Palestra debateu a relevância do entretenimento no jornalismo atual

Por: Rafael Alves e Rian Ferreira

Marília falou sobre sua carreira no Jornalismo e sobre as dificuldades de atuar no entretenimento | Rafael Alves

 

No quarto dia da Semana da Comunicação, a FAPCOM recebeu Marília Barbosa, jornalista com mais de 16 anos de experiência no jornalismo de entretenimento. A palestrante compartilhou parte da sua trajetória profissional. Com passagens pelo G1 e assessorias de imprensa, atualmente escreve para a IstoÉ na editoria de entretenimento e famosos. A conversa teve como norte o debate “Por que o Jornalismo de Entretenimento deve ser levado a sério?”. Marília compartilhou reportagens de sucesso da sua carreira no entretenimento, mas confidenciou que a editoria não era a sua primeira opção no começo de sua trajetória no jornalismo. “O meu sonho sempre foi ser jornalista de cultura e num jornal impresso, depois não consegui e fui vendo que a internet era a alma do negócio e isso só ia crescer e evoluir cada vez mais. Quando surgiu a oportunidade do entretenimento eu senti que era um passo maior para estar na cultura, que era o que eu realmente queria.”

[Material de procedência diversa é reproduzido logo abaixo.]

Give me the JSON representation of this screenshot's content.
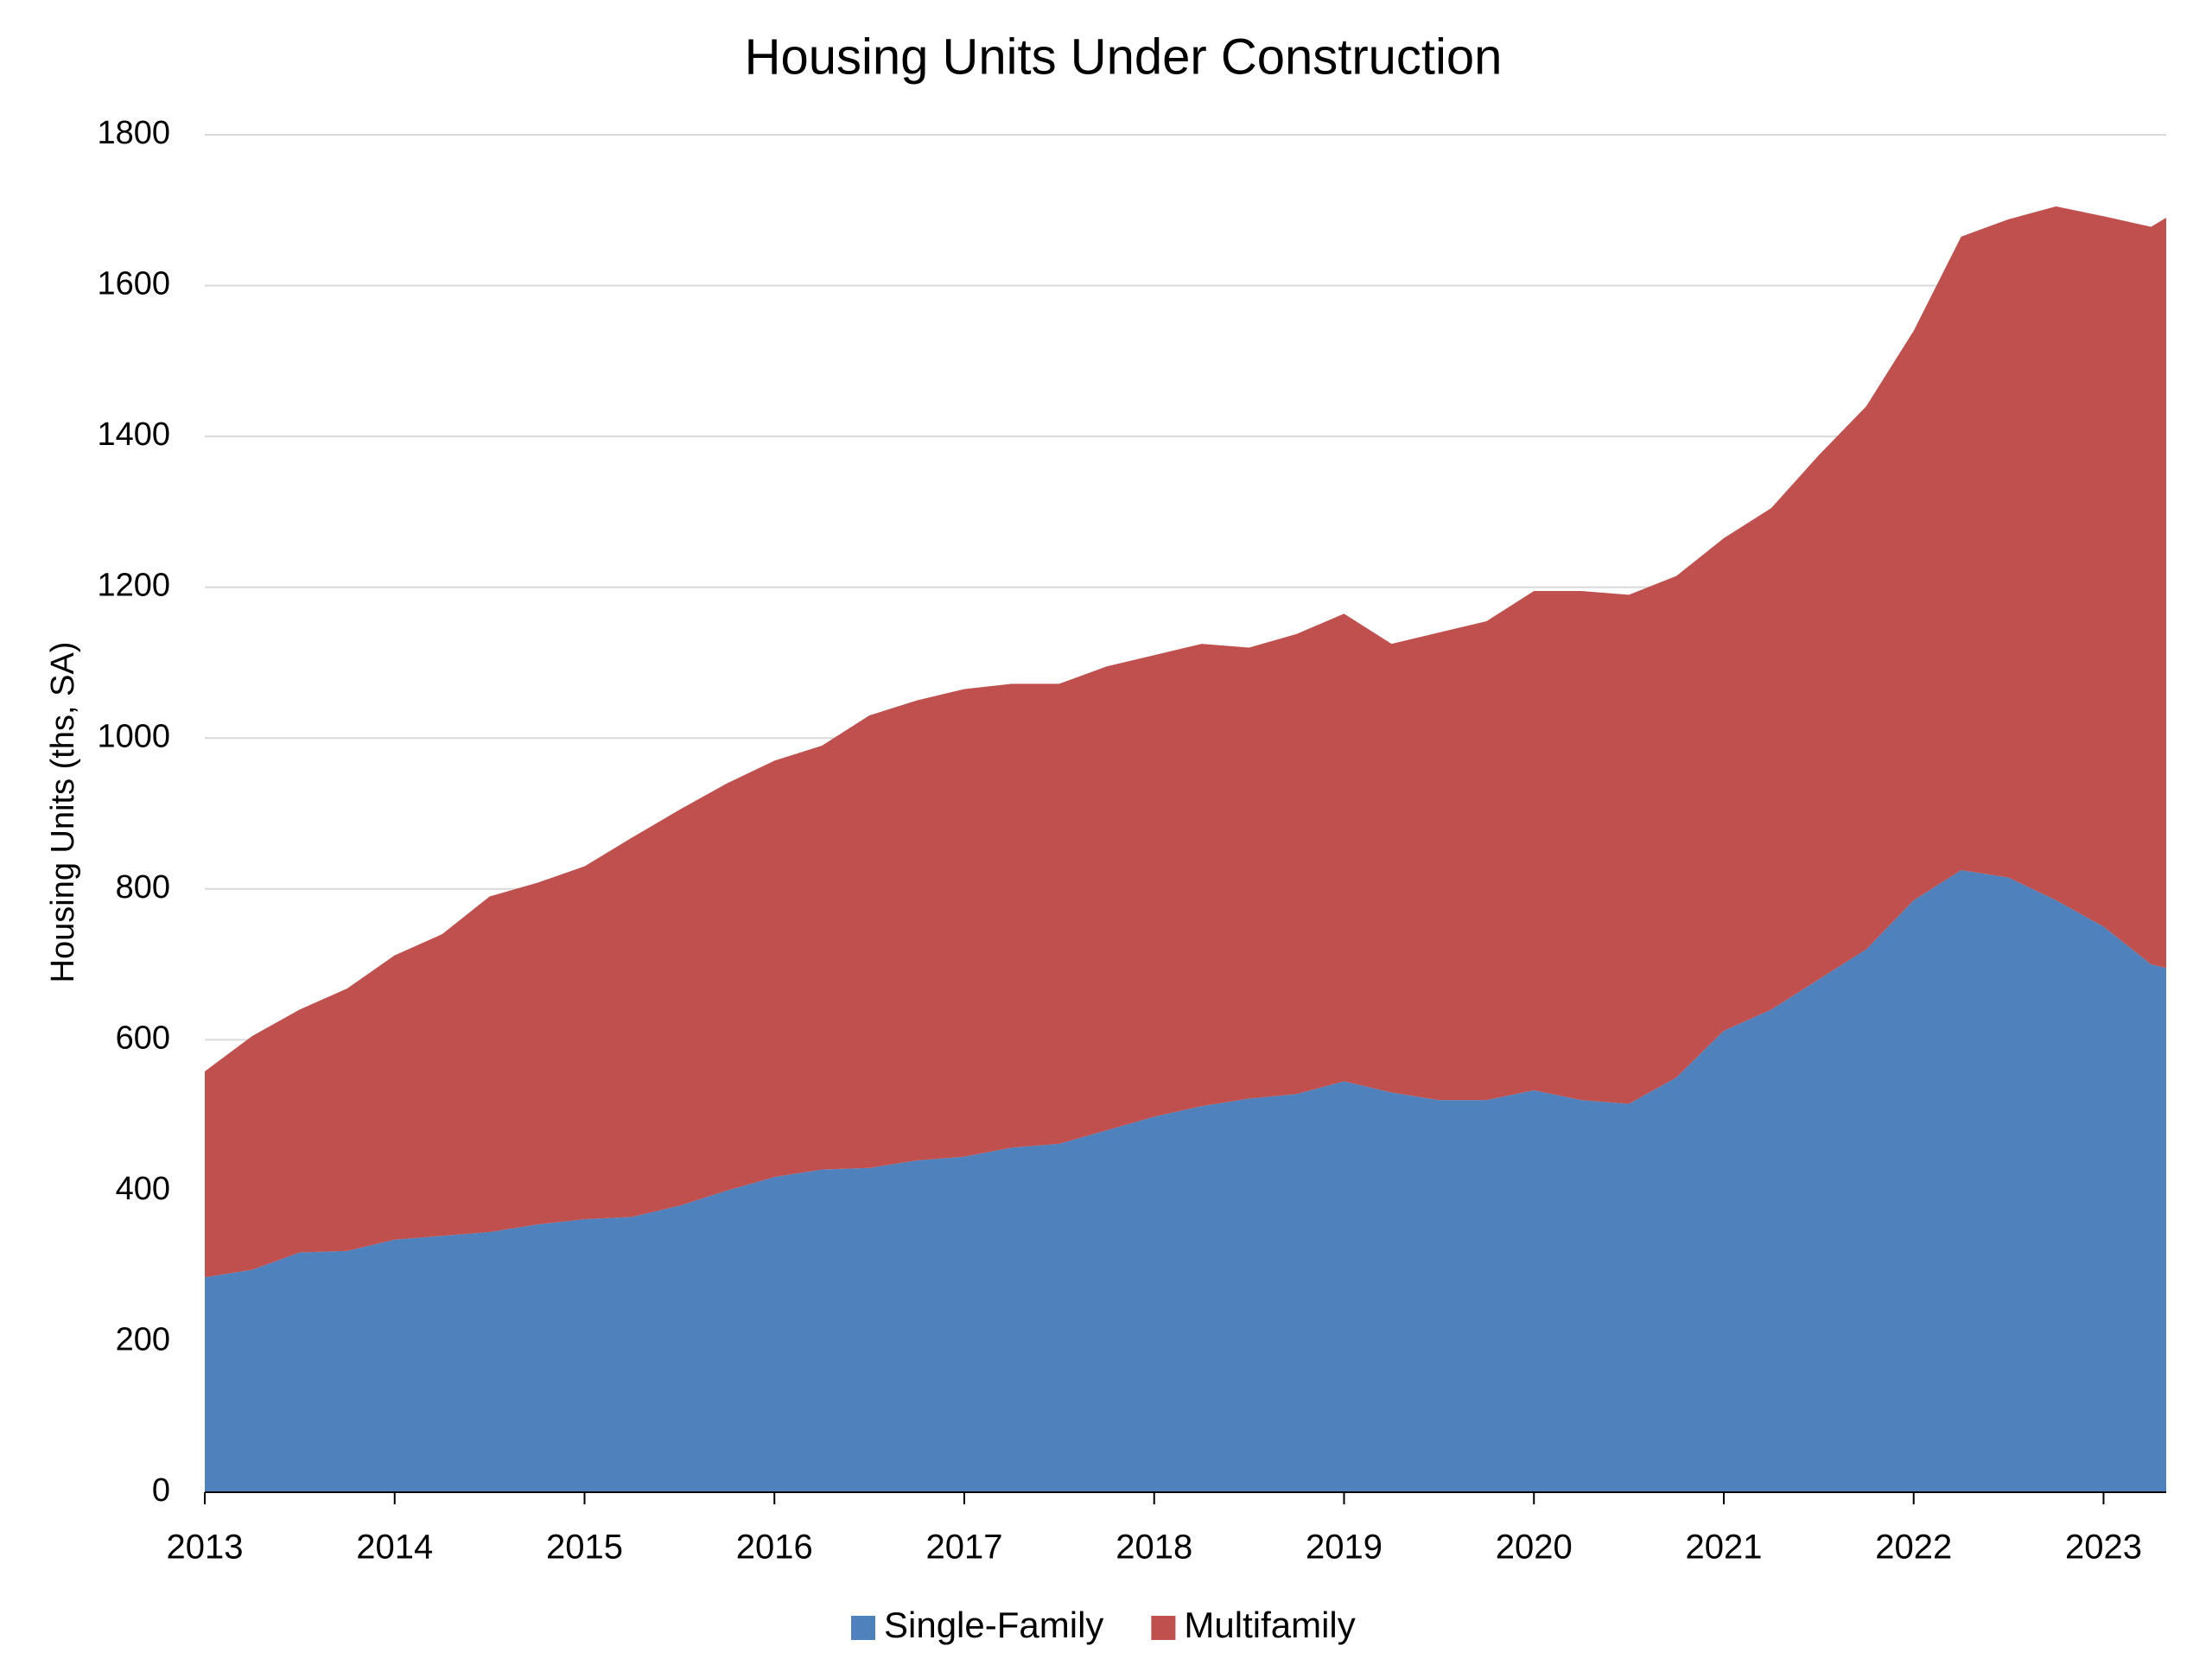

Marília reafirmou a posição do entretenimento como uma das pastas de mais difícil atuação no jornalismo e que requer mais ética, desmistificando o estereótipo de “apenas fofoca”. 

“O Jornalismo de entretenimento é o mais difícil. O político, o econômico, você tem uma fórmula. O de entretenimento, você precisa prender a atenção do leitor o tempo todo. Como você pergunta pra Deborah Secco quem ela está namorando sem ser invasivo?”, afirmou a palestrante.

Os alunos também debateram a atuação das assessorias de imprensa e qual lugar elas possuem entre o elo do jornalista e o artista. “Sempre que eu tenho contato com esse famoso eu tento me aproximar dele ao máximo, sou simpática, cumprimento, abraço e beijo, falo sobre alguma coisa que aquela pessoa postou aquele dia no Instagram, vou puxando assunto para aquela pessoa entender que eu sou amiga dela, bem na cara dura mesmo”, disse Marília. 

Para a estudante Giulia Borlino, a área é a que mais chama a sua atenção. “Eu já como jornalista em formação tinha esse interesse na área de entretenimento e cultura. Fui exatamente para ver se conseguia novas perspectivas no fundamento desse assunto, pra ter certeza se eu estou seguindo a área certa”, disse a aluna do terceiro semestre de Jornalismo.